J.R.R. Tolkien had a vision for his work which went beyond simply telling a good story set within a vivid world, similar but unlike our own. He wanted more than anything to create a national mythology for his country. He wanted Britain to have gods and heroes greater than mere mortals, but still relatable and flawed. (Really. I took a class on Tolkien. I'm not making this stuff up!) To that end, he drew on the culture of his own country and the myths and legends of other nations that he found admirable to create a unique world. It goes without saying that this was the birth of The Lord of the Rings.
As a child I always wondered what to make of the many pantheons, the many myths, the many creations of the world.

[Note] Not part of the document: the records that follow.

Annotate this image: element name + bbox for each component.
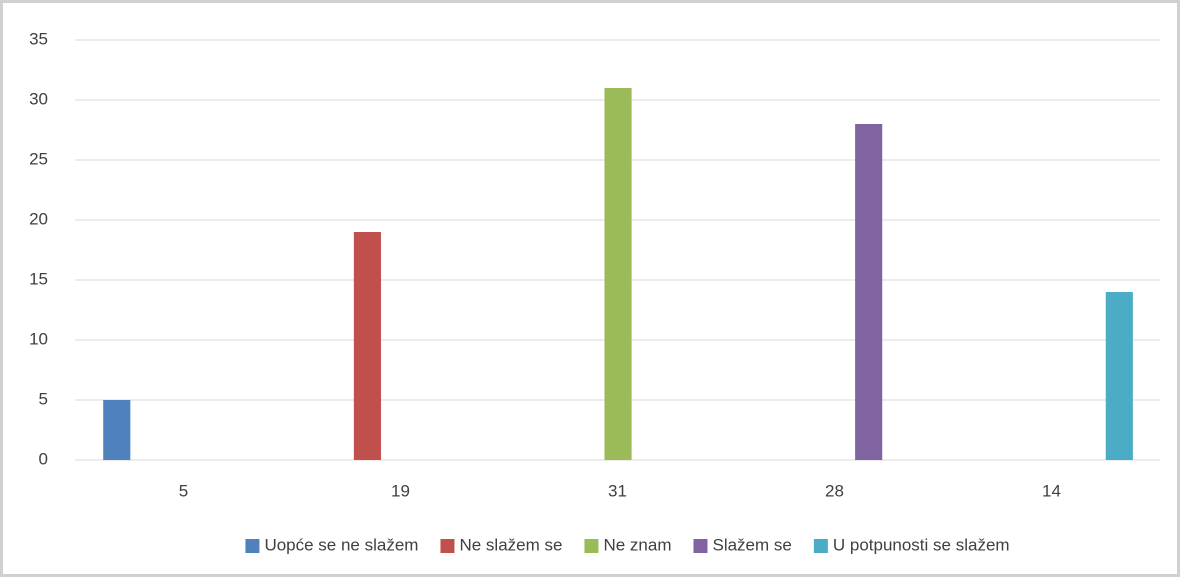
y-tick-label: 5 <box>39 389 48 408</box>
x-tick-label: 28 <box>825 481 844 500</box>
bar <box>353 232 381 460</box>
legend-label: Ne znam <box>603 535 671 554</box>
x-tick-label: 5 <box>179 481 188 500</box>
bar <box>103 400 131 460</box>
bar <box>855 124 883 460</box>
y-tick-label: 25 <box>29 149 48 168</box>
legend-label: Slažem se <box>712 535 791 554</box>
legend-swatch <box>245 539 260 553</box>
y-tick-label: 10 <box>29 329 48 348</box>
bar <box>604 88 632 460</box>
y-tick-label: 20 <box>29 209 48 228</box>
y-tick-label: 30 <box>29 89 48 108</box>
legend-label: Ne slažem se <box>459 535 562 554</box>
y-tick-label: 0 <box>39 449 48 468</box>
legend-swatch <box>440 539 455 553</box>
legend-label: Uopće se ne slažem <box>264 535 418 554</box>
y-tick-label: 15 <box>29 269 48 288</box>
x-tick-label: 14 <box>1042 481 1061 500</box>
legend-swatch <box>693 539 708 553</box>
x-tick-label: 19 <box>391 481 410 500</box>
legend-swatch <box>584 539 599 553</box>
x-tick-label: 31 <box>608 481 627 500</box>
legend-label: U potpunosti se slažem <box>833 535 1010 554</box>
bar <box>1105 292 1133 460</box>
legend-swatch <box>813 539 828 553</box>
y-tick-label: 35 <box>29 29 48 48</box>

I always struggled to somehow fit them all together into one universe, one faith. I remember once asking my mother if the other gods, Zeus, Thor, Amun-Ra, Shiva, were the extended family of God. His cousins and aunts and uncles, his brothers and sisters, his nieces and nephews. Could they all be related? Family? Friends?
Though my mother was quick to dissuade me, the idea never left my mind completely. Despite my Christian upbringing, I still wanted to find a way to make it all fit together. Not unlike Mr. Tolkien, I wanted to create a new mythology. This was God’s world, but I wanted to find a way to let the other gods live in it. I wanted to blend the existing myths and legends, gods and heroes, into one big family.
My journey to this end began with The Book of Genesis, and Adam and Eve. It was fueled by classes in Norse Mythology and Classical History.
I'll tell you this--but the rest you'll have to read in the book that I ended up writing-- the other gods are NOT God's extended and dysfunctional family. But it was a fun idea when I was a kid. I like the answer I discovered through writing my book better though, anyway, now that I'm an adult.